0

I have dataset with about 10 columns with discrete data and I have troubles with transforming them to the to form where its possible to perform machine learning

I was able to transoform one column which contain only YES/NO values in this way:

le = LabelEncoder()
X['ABC'] = le.fit_transform(X['ABC'])

and it seems okay

However if i have something different than YES/NO, for example localisation with 10 different values i have only errors

from sklearn.feature_extraction import FeatureHasher
h = FeatureHasher(n_features=)
D = [{'dog': 1, 'cat':2, 'elephant':4},{'dog': 2, 'run': 5}]
f = h.transform(D)
f.toarray()

I tried using featurehasher bun im not sure if thats good idea, I've changed example code to get data from column but got an error with info: input can be only dict

i've also tried something like that:

ct = ColumnTransformer(transformers=[('encoder', OneHotEncoder(), [1])], remainder='passthrough')
X = np.array(ct.fit_transform(X))
X

but it also dont work

Could someone send me some tip or lonk for good tutorial? I found a lot but they deosnt seem to match my situation

Krystian
  • 15
  • 2

1 Answers1

0

You are almost there with ColumnTransformer and OneHotEncoder, refer to examples here (https://www.geeksforgeeks.org/prediction-using-columntransformer-onehotencoder-and-pipeline/) as well as their respective docs to get it working. Also when you say it doesn't work, please share what the error was.

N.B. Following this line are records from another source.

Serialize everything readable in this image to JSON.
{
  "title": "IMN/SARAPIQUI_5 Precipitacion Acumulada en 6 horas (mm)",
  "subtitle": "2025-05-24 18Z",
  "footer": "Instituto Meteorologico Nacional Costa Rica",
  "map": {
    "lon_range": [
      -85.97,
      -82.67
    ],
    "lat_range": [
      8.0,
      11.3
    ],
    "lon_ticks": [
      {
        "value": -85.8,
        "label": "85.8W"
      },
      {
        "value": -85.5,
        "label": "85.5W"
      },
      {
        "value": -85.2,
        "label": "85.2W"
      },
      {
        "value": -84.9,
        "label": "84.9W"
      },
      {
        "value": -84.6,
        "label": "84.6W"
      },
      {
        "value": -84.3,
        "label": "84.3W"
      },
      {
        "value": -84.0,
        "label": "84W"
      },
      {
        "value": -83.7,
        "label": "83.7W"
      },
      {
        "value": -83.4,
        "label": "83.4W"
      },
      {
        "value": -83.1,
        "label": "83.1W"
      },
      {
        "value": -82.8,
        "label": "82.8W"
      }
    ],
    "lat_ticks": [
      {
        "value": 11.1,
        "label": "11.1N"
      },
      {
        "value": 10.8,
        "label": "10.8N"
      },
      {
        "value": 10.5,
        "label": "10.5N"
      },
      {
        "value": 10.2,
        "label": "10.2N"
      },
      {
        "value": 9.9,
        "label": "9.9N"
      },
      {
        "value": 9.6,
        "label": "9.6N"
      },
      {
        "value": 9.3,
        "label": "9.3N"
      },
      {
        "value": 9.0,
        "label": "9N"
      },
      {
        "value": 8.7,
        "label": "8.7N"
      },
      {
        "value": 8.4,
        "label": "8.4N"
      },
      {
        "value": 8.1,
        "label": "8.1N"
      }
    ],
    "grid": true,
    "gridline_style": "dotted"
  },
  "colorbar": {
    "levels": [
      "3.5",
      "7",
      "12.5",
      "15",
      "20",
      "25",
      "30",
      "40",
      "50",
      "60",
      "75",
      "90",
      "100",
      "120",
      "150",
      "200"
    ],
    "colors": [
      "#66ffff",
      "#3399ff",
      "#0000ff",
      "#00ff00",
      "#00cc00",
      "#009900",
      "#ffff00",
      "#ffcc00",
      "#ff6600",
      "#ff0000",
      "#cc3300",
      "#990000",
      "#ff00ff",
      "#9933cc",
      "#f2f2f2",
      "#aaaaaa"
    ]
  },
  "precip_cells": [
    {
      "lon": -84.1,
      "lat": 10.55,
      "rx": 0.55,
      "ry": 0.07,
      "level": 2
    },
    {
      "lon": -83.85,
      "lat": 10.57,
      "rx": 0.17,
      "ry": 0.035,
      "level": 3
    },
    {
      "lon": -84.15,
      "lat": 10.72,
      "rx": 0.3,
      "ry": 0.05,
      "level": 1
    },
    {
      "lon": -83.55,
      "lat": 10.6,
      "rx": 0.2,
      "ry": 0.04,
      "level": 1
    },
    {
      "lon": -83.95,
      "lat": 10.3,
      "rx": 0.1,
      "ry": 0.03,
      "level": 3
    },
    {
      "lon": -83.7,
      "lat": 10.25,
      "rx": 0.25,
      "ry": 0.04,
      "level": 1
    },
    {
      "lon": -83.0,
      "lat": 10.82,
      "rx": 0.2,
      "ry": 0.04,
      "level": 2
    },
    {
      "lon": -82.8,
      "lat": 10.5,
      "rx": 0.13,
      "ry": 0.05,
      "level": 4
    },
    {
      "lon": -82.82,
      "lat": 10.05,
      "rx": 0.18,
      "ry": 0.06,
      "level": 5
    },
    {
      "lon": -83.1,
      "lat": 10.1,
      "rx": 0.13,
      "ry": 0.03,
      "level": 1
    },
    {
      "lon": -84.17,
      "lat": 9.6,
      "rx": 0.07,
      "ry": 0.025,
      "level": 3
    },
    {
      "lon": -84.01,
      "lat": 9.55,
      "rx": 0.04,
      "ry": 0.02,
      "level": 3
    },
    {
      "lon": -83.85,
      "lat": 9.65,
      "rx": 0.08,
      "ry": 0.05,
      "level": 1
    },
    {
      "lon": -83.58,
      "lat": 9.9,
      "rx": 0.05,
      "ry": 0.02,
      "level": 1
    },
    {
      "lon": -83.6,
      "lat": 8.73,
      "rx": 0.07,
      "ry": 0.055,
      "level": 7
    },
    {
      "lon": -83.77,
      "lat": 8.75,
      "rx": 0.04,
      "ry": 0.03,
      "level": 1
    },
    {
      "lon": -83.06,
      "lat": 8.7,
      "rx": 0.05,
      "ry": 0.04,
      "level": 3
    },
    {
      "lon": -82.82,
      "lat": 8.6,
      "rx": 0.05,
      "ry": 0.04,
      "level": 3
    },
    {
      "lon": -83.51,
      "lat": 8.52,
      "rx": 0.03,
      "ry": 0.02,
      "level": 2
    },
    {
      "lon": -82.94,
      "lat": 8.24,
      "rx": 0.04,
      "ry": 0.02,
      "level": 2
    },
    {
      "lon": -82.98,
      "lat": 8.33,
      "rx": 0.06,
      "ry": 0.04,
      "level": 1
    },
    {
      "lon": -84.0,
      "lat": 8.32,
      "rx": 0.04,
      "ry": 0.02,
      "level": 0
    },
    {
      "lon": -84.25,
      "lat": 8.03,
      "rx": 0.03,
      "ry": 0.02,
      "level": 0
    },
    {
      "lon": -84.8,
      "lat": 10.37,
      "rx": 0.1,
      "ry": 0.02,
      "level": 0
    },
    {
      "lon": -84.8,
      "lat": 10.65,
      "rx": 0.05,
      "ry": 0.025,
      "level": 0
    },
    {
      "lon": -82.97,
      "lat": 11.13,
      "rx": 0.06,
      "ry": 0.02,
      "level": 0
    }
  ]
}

Use OneHotEncoder for nominal cat features, and OrdinalEncoder for ordinal cat features.

There is a somewhat easier option of using pandas.get_dummies() (but typically is only used in notebooks and EDAs, rather than in a production environment) which is simpler syntactically.

The lines of code you used for LabelEncoder initially, you can also just apply OneHotEncoder the same way, without having to use ColumnTransformer. So that could work for you as well.